The tactics used in email spoofing are similar to neighbor spoofing “robocalls,” which are also on the rise. As with email spoofers, neighbor spoofers rely on familiarity: they’ll mask the actual number they’re calling from and make it show up on your caller ID as a different one – typically using the first six digits of the recipient’s own phone number. The spoofer hopes you’ll answer because the number seems familiar and local, but when you pick up, a recorded message instructs you to call back and provide personal and financial information.
How To Protect Yourself From Email Spoofing
Although phishing attacks are becoming harder to spot, there are a few simple ways you can better protect yourself from cyber criminals who come at you through email and by phone.
Reverse Phone And Email Lookup
If you get an email or phone call from someone you’re unsure about, you can run a reverse phone search or reverse email search to verify the person is legitimate.
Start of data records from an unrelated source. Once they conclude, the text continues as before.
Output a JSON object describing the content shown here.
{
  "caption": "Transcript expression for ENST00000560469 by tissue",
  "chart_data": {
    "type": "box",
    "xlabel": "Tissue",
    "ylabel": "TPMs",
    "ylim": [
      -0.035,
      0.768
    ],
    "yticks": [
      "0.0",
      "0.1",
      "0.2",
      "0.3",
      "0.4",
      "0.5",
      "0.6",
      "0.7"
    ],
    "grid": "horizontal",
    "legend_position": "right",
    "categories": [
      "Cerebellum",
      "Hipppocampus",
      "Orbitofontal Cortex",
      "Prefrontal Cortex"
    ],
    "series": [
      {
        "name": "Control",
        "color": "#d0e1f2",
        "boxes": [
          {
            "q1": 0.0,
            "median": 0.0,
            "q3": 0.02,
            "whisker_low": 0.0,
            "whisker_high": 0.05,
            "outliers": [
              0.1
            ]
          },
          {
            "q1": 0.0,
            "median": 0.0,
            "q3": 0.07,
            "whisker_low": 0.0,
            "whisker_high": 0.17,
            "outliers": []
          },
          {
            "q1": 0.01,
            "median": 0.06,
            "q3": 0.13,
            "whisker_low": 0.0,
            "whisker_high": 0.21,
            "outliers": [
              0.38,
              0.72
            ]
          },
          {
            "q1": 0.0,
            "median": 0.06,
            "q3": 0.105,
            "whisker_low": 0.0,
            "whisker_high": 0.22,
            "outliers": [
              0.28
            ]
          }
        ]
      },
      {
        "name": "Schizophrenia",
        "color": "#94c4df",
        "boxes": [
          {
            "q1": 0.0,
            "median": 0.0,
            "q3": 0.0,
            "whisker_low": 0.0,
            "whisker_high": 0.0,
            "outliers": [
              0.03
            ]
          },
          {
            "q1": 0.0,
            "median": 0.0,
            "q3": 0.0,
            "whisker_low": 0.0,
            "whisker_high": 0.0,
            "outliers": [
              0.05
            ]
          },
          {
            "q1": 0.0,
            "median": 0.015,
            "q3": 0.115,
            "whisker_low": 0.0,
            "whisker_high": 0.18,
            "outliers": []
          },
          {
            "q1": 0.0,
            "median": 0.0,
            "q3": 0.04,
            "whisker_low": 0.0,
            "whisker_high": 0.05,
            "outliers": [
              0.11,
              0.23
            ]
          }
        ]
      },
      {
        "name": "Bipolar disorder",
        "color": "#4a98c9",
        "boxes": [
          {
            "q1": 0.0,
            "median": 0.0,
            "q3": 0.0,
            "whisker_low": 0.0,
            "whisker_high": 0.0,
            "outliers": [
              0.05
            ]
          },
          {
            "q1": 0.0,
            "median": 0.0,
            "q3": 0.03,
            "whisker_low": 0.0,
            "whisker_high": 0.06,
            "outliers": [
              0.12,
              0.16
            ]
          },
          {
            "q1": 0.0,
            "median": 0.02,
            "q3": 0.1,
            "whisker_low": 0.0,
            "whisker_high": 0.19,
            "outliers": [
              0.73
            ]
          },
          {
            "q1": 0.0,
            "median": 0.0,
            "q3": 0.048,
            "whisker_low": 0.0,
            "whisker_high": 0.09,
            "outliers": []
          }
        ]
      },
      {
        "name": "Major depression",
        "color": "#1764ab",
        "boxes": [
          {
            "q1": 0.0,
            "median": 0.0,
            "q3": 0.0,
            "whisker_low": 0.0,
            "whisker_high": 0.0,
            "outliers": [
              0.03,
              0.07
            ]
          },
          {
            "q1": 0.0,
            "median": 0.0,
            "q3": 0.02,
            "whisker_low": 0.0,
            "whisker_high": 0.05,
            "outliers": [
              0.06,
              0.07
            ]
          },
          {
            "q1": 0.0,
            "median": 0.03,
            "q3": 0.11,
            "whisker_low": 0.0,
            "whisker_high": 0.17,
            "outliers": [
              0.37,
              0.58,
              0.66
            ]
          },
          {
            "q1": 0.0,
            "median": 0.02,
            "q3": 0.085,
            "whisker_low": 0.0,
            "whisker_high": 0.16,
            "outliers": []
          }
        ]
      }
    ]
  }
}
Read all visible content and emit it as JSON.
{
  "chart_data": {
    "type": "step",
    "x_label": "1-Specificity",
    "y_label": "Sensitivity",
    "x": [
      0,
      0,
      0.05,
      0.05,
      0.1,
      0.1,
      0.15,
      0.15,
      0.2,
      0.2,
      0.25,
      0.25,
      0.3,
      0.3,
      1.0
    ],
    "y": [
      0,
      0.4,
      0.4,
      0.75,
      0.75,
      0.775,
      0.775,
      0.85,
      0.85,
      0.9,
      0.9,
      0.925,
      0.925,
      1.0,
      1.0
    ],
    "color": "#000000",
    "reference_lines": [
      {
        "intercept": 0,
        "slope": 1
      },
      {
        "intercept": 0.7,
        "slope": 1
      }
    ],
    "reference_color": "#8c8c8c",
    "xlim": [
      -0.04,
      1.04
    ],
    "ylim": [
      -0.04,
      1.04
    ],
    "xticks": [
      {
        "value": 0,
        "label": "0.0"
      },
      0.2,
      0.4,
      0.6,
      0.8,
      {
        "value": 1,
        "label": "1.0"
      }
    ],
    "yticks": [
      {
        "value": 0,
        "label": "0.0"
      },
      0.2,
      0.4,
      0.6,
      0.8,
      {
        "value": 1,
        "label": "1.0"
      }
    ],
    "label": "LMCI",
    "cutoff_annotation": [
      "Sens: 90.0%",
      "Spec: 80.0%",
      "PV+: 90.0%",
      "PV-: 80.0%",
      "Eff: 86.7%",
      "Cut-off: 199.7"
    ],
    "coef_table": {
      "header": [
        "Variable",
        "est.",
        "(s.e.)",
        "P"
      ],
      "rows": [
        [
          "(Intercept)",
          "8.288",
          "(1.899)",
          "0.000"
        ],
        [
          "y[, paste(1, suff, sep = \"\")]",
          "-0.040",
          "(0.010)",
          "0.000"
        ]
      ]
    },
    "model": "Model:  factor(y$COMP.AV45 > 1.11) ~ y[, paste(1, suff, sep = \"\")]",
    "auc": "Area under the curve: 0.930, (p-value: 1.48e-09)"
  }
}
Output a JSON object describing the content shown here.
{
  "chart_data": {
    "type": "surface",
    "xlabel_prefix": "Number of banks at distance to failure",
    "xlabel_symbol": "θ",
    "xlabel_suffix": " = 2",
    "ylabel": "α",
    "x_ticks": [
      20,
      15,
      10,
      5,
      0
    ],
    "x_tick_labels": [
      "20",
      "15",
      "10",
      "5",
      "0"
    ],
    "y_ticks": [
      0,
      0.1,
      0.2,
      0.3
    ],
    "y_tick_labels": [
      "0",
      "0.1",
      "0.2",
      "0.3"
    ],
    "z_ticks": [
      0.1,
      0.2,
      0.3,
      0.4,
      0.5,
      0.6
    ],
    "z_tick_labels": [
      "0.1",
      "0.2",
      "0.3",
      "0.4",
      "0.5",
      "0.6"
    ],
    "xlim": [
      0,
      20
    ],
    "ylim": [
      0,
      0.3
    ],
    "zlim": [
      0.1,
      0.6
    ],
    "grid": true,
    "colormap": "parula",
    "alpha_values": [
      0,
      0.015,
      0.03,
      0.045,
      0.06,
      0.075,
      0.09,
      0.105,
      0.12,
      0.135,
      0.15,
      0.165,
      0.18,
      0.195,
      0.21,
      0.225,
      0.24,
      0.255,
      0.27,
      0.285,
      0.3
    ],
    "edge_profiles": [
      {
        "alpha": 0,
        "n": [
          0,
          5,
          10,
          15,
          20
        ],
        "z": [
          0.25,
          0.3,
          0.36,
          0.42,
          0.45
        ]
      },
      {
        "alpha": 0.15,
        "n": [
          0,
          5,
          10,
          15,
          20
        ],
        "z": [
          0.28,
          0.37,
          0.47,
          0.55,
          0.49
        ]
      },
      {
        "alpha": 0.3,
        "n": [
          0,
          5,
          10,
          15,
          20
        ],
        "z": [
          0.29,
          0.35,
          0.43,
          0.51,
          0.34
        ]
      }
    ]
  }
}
If you do not encounter ample results, it’s likely a fabricated phone number or email address designed to dupe you.
Double-Check The Sender’s Information And Attachments
Before you open any attachment, look closely at who the sender is and determine if you truly know them. If you recognize the name, ask yourself if your friend or colleague would typically send a file of this variety to you. If the email or file seems strange or out of character for that person to send, do not open it. Contact the person (by a different means of communication, if possible) to ask if they knowingly sent the email.
Use Strong Passwords
There’s a chance that a fraudster already possesses one of your regularly used passwords. To ensure the best security for your email and other websites, change your passwords often, and use a combination of upper and lowercase letters, numbers and symbols if you can. Whenever possible, use two-factor authentication, which requires you to enter a code sent to your phone or email to prove you’re really you.
Don’t Freely Give Your Information
Most importantly, you should try to keep your personal information as personal as possible. Be judicious when giving out identifiable information like your home address or Social Security number, and ask the requester if you’re absolutely required to provide this information. If it’s not legally required, don’t fill it out.